Notably, the abuses were not detected by the factories’ voluntary codes of conduct or monitoring programmes, as managers put pressure on employees “to lie” to auditors, the report claims.
“We are demanded to lie on behalf of the company,” one worker was quoted as saying.
“The people that buy the product of the company were on site, and we were threatened that if [anyone told] the truth of what really happens, it might jeopardise their jobs.”
When WRC presented its findings to Nien Hsing, the company claimed that no cases of sexual harassment or abuse had been reported to the company for the previous two years and that no manager or supervisor had been disciplined for sexual harassment since 2005.
Michael Kobori, vice-president of sustainability for Levi Strauss & Co, told the Associated Press that as soon as the company received WRC’s findings, Nien Hsing were informed “that this would not be tolerated and required them to develop a corrective action plan”.
Rather than suggest the brands terminate their contracts with Nien Hsing, WRC asked them to use their business relationship to leverage the supplier to change its practices, said WRC senior programme director Rola Abimourched.
“Internal ‘complaints procedures’ ask workers to trust the very management responsible for the abuses and ignore the power imbalance between workers and their supervisors, who may be perpetrators of abuse,” explained Abimourched.
“Despite the existence of social auditing programs that aim to address gender-based violence, workers at the bottom of supply chains remain vulnerable to abuse. These binding agreements present a fundamentally different approach, one with teeth.”
The agreements include the creation of an independent oversight body with the power to investigate claims of sexual harassment and expose abusive managers. The body also has the power to compel the factories to discipline offenders, including sacking where warranted.

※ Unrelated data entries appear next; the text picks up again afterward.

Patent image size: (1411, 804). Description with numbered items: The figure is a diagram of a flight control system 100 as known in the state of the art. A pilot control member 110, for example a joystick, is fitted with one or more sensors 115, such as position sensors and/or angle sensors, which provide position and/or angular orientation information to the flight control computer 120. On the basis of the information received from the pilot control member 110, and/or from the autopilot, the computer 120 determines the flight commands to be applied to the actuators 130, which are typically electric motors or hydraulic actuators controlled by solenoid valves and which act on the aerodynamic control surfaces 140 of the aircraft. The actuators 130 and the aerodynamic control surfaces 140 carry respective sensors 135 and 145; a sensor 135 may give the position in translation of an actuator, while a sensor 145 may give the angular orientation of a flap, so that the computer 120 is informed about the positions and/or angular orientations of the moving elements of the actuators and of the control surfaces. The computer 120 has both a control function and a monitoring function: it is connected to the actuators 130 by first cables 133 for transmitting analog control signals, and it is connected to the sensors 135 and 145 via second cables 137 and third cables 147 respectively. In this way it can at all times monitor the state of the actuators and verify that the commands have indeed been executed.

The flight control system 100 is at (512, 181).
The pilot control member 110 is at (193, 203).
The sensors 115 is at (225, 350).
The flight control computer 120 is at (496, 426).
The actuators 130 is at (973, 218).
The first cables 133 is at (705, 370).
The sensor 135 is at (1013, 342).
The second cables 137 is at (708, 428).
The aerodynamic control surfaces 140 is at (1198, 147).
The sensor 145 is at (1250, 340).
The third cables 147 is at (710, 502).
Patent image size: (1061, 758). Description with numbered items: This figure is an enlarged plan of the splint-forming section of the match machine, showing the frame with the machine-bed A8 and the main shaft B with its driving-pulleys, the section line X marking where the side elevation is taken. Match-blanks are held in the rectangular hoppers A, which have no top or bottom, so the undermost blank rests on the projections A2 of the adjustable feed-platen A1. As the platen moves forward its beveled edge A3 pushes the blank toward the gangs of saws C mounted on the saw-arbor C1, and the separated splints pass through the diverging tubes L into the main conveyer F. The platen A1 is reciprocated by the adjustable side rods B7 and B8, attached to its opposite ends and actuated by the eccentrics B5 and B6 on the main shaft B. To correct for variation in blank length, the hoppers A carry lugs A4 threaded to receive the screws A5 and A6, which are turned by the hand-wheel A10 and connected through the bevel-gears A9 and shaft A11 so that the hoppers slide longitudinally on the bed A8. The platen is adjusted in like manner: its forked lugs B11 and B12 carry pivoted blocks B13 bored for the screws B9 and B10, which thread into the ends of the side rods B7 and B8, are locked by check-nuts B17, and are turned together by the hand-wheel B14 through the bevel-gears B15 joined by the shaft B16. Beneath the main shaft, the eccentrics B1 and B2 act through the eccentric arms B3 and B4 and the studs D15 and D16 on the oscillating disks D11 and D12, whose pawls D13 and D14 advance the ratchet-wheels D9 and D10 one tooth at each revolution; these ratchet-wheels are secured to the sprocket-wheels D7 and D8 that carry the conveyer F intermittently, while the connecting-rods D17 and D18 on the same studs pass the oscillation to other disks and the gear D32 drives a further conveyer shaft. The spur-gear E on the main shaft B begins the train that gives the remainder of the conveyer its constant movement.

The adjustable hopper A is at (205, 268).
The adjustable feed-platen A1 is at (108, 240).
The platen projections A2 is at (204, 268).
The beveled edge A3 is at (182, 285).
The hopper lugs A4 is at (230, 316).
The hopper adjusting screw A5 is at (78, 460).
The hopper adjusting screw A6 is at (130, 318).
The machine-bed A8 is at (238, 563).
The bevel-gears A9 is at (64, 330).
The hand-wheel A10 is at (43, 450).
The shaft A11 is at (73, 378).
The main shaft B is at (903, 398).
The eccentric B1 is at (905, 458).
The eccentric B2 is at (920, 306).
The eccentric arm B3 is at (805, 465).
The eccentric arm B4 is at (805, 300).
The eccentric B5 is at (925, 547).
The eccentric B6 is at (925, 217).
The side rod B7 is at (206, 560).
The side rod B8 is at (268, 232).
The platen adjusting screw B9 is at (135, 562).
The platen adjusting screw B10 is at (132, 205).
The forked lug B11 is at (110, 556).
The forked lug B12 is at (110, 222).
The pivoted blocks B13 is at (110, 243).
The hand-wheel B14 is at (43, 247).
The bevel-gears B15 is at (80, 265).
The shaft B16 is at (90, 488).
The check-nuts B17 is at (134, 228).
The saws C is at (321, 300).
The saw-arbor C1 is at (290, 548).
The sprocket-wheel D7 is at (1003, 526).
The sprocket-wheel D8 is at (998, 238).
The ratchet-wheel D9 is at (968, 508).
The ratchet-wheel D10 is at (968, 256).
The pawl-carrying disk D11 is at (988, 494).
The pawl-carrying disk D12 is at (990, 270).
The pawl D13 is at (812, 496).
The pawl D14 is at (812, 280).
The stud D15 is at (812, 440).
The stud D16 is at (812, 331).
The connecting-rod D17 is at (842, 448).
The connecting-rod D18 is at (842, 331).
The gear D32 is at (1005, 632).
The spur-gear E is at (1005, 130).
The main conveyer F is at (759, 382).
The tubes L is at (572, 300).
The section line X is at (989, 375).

Nien Hsing’s chairman, Richard Chen, said the agreements would “benefit and protect people, and women in particular”, adding: “We strive to ensure a safe and secure workplace for all workers in our factories and are therefore fully committed to implementing this agreement immediately, comprehensively, and with measurable success.”
In a joint statement, Levi Strauss & Co and Kontoor Brands (which owns Wrangler and Lee) said: “We are committed to working to protect workers’ rights and foster wellbeing at third-party supplier factories, so that all workers at these facilities, especially female workers, feel safe, valued and empowered.
“We believe this multifaceted program can create lasting change and better working environments at these factories, making a significant positive impact on the entire workforce.”
Lesotho is a growing player in the global textile and apparel industry, producing 26m pairs of jeans annually and employing about 38,000 people. Roughly 85% of all exports go to the US, where buyers include Gap, Reebok, Ralph Lauren, Walmart and Calvin Klein Jeanswear, according to official figures.
Abimourched said the factory agreements are likely to have an impact beyond the workplace.
“We expect that this will have a tremendous impact on the lives of women workers who will no longer fear going to work,” she said.
“We also expect that, because of the size of this employer and [because] leading women’s rights organisations were involved in the design of the programme, the success of the programme could impact the garment sector, as well as society in Lesotho.”